This thread has been locked.

If you have a related question, please click the "Ask a related question" button in the top right corner. The newly created question will be automatically linked to this question.

MSP430F5438: RTC_A working as timer, 0.007% rate that the calculate time is not we expected

Part Number: MSP430F5438

Hi

Could you give some more explanation about  below "asynchronous"?

My customer make RTC_A working as timer, it has 0.007% rate that the calculate time is not we expected.

The low 8bit RT0PS give +1 overflow information to high 8 bit RT1PS,  high 8bit RT1PS should be increase +1. We catch the situation that it's not increase +1, and low 8bit  RT0PS is already cleared to 0x00. 
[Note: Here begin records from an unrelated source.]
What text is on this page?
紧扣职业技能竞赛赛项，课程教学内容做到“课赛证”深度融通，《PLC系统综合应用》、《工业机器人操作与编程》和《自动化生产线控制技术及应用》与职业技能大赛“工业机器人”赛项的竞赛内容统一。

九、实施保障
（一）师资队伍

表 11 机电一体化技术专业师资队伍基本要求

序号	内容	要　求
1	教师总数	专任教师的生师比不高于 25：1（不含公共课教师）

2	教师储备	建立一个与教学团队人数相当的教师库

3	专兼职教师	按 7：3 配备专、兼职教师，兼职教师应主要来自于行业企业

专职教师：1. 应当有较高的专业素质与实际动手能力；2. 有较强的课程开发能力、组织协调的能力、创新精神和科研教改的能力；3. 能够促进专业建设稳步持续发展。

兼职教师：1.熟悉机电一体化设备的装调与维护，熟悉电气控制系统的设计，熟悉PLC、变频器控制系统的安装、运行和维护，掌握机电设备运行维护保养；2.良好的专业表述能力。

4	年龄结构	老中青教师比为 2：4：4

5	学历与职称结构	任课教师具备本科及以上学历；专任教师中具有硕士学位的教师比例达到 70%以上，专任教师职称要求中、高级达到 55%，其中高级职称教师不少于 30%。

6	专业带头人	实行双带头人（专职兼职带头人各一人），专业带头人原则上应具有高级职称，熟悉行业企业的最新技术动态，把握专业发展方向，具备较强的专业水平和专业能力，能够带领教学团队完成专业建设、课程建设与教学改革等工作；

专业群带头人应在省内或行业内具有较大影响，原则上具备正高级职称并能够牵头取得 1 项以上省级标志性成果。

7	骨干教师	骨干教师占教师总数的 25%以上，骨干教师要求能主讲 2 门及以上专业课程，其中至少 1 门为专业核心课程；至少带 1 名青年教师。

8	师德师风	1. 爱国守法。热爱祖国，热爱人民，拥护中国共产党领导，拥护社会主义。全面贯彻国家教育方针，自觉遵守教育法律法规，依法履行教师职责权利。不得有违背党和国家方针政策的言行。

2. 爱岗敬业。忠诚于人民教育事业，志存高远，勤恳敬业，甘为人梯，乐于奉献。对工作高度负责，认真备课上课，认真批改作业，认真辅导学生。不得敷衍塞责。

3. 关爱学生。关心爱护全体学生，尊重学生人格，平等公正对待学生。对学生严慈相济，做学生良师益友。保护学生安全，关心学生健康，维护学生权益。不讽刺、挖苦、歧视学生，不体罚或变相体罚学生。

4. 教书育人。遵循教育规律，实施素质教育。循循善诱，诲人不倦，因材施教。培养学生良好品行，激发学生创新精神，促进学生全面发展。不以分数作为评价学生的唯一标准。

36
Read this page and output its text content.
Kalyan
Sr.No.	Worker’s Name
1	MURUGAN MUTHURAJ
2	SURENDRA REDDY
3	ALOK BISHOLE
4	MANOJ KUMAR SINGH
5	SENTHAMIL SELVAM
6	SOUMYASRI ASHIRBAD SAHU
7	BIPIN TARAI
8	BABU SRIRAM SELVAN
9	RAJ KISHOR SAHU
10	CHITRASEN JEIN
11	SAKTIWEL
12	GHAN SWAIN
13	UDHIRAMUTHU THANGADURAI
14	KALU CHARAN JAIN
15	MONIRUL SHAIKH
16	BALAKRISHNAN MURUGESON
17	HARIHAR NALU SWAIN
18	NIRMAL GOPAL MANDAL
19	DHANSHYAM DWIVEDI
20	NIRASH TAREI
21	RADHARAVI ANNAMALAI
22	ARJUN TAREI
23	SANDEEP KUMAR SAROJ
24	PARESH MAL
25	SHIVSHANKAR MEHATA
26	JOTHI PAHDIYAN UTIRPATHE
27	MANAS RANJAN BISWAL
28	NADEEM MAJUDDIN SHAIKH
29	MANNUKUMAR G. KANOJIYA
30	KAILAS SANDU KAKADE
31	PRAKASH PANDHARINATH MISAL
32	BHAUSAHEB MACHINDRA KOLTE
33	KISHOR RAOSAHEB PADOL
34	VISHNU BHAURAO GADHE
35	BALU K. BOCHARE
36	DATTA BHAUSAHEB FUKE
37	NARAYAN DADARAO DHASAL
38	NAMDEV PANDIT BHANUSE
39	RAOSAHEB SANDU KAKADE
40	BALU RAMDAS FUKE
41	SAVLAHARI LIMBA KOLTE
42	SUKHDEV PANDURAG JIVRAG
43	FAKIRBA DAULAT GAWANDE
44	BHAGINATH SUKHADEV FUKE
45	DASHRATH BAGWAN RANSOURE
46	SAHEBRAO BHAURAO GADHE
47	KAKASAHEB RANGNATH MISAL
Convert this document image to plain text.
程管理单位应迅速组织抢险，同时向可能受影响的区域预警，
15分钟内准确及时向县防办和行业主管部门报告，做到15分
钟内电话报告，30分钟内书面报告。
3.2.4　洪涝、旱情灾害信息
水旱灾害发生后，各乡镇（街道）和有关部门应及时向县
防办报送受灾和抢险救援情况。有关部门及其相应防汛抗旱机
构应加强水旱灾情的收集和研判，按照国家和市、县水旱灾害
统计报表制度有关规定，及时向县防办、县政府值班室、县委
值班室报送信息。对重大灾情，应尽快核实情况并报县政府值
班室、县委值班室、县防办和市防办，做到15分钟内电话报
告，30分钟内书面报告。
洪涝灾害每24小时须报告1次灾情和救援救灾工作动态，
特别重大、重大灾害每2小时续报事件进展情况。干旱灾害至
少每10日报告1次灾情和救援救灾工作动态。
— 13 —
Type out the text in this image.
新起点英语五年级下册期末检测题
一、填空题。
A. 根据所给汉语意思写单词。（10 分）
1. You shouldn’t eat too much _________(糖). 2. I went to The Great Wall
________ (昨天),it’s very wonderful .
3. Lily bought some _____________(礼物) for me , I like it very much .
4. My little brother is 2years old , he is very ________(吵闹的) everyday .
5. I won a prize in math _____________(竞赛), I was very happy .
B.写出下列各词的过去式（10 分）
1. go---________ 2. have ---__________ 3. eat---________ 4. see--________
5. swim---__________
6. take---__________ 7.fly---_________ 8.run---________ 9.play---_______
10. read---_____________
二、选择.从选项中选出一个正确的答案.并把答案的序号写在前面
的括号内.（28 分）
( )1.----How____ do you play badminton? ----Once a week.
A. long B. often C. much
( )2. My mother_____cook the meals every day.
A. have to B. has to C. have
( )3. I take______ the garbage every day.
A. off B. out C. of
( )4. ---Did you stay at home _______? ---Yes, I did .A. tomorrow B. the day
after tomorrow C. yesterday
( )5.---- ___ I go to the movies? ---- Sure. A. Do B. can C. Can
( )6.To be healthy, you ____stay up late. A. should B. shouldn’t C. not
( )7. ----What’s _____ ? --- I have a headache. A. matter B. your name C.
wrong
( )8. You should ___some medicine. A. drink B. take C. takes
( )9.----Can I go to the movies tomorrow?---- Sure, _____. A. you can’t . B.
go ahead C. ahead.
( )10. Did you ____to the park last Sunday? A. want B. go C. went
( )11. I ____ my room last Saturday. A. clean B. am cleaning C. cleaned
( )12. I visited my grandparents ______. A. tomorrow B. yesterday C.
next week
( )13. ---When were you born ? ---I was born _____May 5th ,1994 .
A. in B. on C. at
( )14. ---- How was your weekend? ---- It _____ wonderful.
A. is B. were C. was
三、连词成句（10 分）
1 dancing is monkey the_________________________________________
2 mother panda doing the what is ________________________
Is it caused by asynchronous clock between ACLK and MCLK? Thanks.

  • Hi Daniel,

    Asynchronous in this scenario means that the RTC has a different clock source than the MCLK does. It's most likely not the cause of the issue your customer is experiencing. Have they verified that the clock sourcing the RTC is running at the frequency they expect?

    Can you provide more detail about their use of the RTC including their initialization code and any RTC interrupts being used? Also the clock source setup code would be helpful as well. It would be ideal if your customer could create the smallest set of code possible that recreates the issue so I can try testing it on my setup.

    Best regards,
    Caleb Overbay

  • Hi Daniel,

    Does your customer still need help with this issue?

    Best regards,
    Caleb Overbay
  • Clocking source is not really relevant. The point of the note is that rollover can occur at ANY time unless counting is halted. so rollover can and presumably WILL occasionally occur between high and low  register reads, REGARDLESS  OF READ ORDER, so one must  allow for / protect against said situation.

    as an example, let's assume a generic microcontroller having a 16-bit counter implemented as two separate byte-wide registers. initial conditions of the counter are high-byte = 3 and low = 0xff, and rollover occurs between register reads

    scenario 1 : high is read as 3, rollover occurs,  low is read as 00  final result hex 300         incorrect 

    scenario 2: low is read as 0xff, rollover occurs,  high is read as 4 final result 0x4ff             incorrect

  • Hi Jeff,

    The note in the original post is discussing how to properly read the count registers when the CPU clock is asynchronous to the RTC. This is has nothing to do with overflow within the count registers. Since the CPU clock is asynchronous to the RTC clock you don't know when the count register is being updated. So a read from it could occur during a "tick" of the count register resulting in a bad read. When this occurs you need to take multiple reads of the same register and perform a majority vote to determine which is correct.

    I acknowledge that the scenarios you've described could be an issue when stringing together two timers but it's not the heart of the issue here.

    Best regards,
    Caleb Overbay
  • Noted. I have always assumed a read of a single counter register could not be incoherent ... guess I should not.